What is the role of global powers in Yemen?

"Obviously the US and the UK as well as other European countries have been selling a considerable amount of arms to Saudi Arabia and to the UAE over the course of the conflict and for many years before.

"But the US is more heavily involved, essentially because they provide mid-air refuelling for fighter jets carrying out these bombing raids on a daily basis.

"Without that mid-air refuelling, planes wouldn't be able to do their bombing runs. If they stop that mid-air refuelling, bombing runs literally have to stop tomorrow.

"I’m sure they’d probably find an alternative in the long-run, but the US is crucial to the air war continuing. They’ve also been helping more heavily on target selection - or their argument is they're not helping in target selection, they've created a list of non-targets, i.e. targets, sites which should not be hit.

"I think the excuse of both the US and UK over the course of this war has been that they have tried to mitigate civilian casualties by helping the Saudis with international humanitarian rules and both in their training and in their processes they use for target selection. Unfortunately that hasn’t played out.

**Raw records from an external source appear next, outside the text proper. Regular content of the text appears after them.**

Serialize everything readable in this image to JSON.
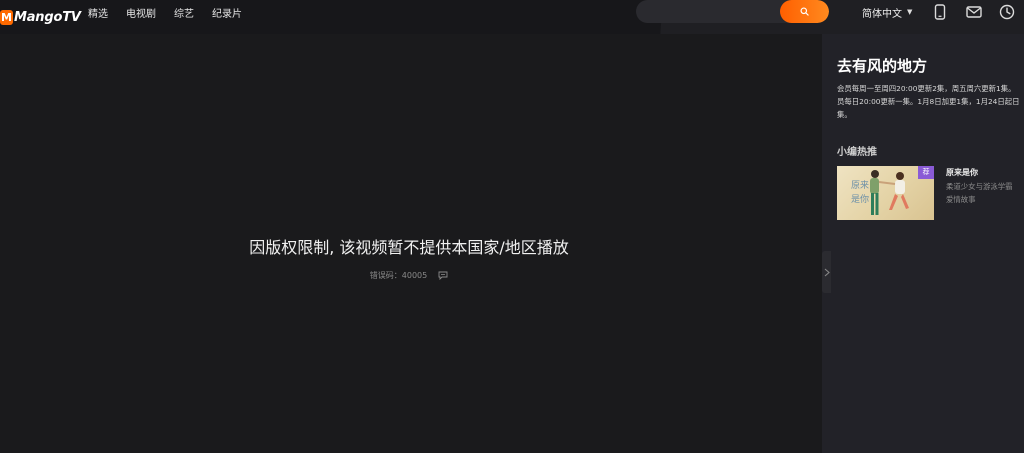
{
  "brand": {
    "logo_mark": "M",
    "logo_text": "MangoTV",
    "accent_color": "#ff6a00"
  },
  "nav": {
    "items": [
      "精选",
      "电视剧",
      "综艺",
      "纪录片"
    ]
  },
  "search": {
    "placeholder": "",
    "icon": "search-icon"
  },
  "header": {
    "language": "简体中文",
    "icons": [
      "mobile-icon",
      "mail-icon",
      "clock-icon"
    ]
  },
  "player": {
    "message": "因版权限制, 该视频暂不提供本国家/地区播放",
    "error_code": "错误码：40005",
    "feedback_icon": "feedback-icon"
  },
  "side": {
    "title": "去有风的地方",
    "desc_lines": [
      "会员每周一至周四20:00更新2集，周五周六更新1集。",
      "员每日20:00更新一集。1月8日加更1集，1月24日起日",
      "集。"
    ],
    "rec_heading": "小编热推",
    "rec": {
      "badge": "荐",
      "title": "原来是你",
      "desc_lines": [
        "柔道少女与游泳学霸",
        "爱情故事"
      ],
      "thumb_caption": "原来是你"
    }
  }
}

"The US has given millions of dollars to the Saudis for training on international humanitarian rules, yet there have continued to be cases of mass civilian casualties, there has been mounting evidence of blatant disregard for civilian life and even the deliberate targeting of civilians.

"Probably the most famous case has been the airstrike on a school bus which killed dozens of children in northern Yemen and air raids on civilians have gone up every year since the air war began.

"Despite the fact the US and the UK and other countries said Saudi is taking steps to avoid civilian harm and improve their targeting, that’s just not happening.

"The reality on the ground is you're still getting these events where civilian targets are being hit and there are mass civilian casualties."

Is there any kind of effective peace process?

"There is a special UN envoy, there was a new one appointed in March of this year, Martin Griffiths, who has been attempting to bring the parties to the conflict together for discussions.

"In fact last month there was a meeting in Geneva but unfortunately the Houthis didn't even make is as far as Geneva, so it never happened.

"So at the moment we are a long way from reaching even talks, never mind reaching a political solution.

"There are attempts now at confidence-building measures, which include prisoner swaps, to re-open airports in Sana'a and Houthi-controlled territories but there are no indications that the parties to the conflict are going to sit down and talk to each other and in fact the conflict has escalated on the ground and the political process that is in place doesn’t involve any agreement with the fighters on the ground and is not representative.

"And this is part of the issue: Even if the Saudi coalition pulled out tomorrow, this would not mean an end to the war in Yemen because the country is so fragmented, so there is very little, if any light at the end of a very long dark tunnel for the civilian population in Yemen at the moment."